Frye like many survivors are concerned with the new alcoholic beverage and what it promotes. The consumption of alcohol can increase the risk of breast cancer. Many people have become outraged at the company for promoting a drink that may contribute to breast cancer.

 “Anybody trying to sell alcohol to promote breast cancer awareness should be ashamed of themselves,” said Barbara Brennen, executive director of Breast Cancer Action, an advocacy group. The American Cancer Society and the National Cancer Institute both say that even moderate drinking increases breast cancer risk.

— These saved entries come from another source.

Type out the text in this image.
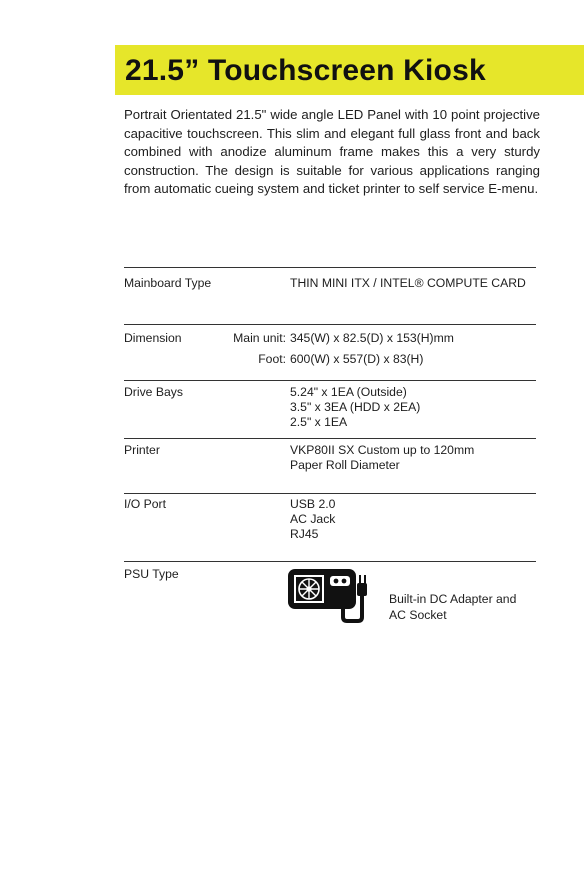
21.5” Touchscreen Kiosk

Portrait Orientated 21.5" wide angle LED Panel with 10 point projective capacitive touchscreen. This slim and elegant full glass front and back combined with anodize aluminum frame makes this a very sturdy construction. The design is suitable for various applications ranging from automatic cueing system and ticket printer to self service E-menu.

Mainboard Type	THIN MINI ITX / INTEL® COMPUTE CARD
Dimension	Main unit: 345(W) x 82.5(D) x 153(H)mm
Foot: 600(W) x 557(D) x 83(H)
Drive Bays	5.24" x 1EA (Outside)
3.5" x 3EA (HDD x 2EA)
2.5" x 1EA
Printer	VKP80II SX Custom up to 120mm
Paper Roll Diameter
I/O Port	USB 2.0
AC Jack
RJ45
PSU Type
Built-in DC Adapter and
AC Socket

            Chambord, another company catching some heat makes pink vodka and other pink liqueurs. The market of these products urges consumers to “pink their drink,” claiming by “adding a splash of Chambord to any cocktail, you’re supporting breast cancer awareness year round.”

Despite the donations ($50,000 for the Breast Cancer Network of Strength) and awareness represented in these campaign adds, some people still aren’t buying it.

            Approximately 200,000 American women are diagnosed with breast cancer ever year. Of those 200,000, 65,000 will die. About 2,000 men are diagnosed every year with breast cancer and approximately 500 of them will die. With so many women and men affected by breast cancer, it is no wonder so many people are sensitive to add awareness campaigns.

“Raising awareness and money is what these charities and communities need,” said Robin Frye.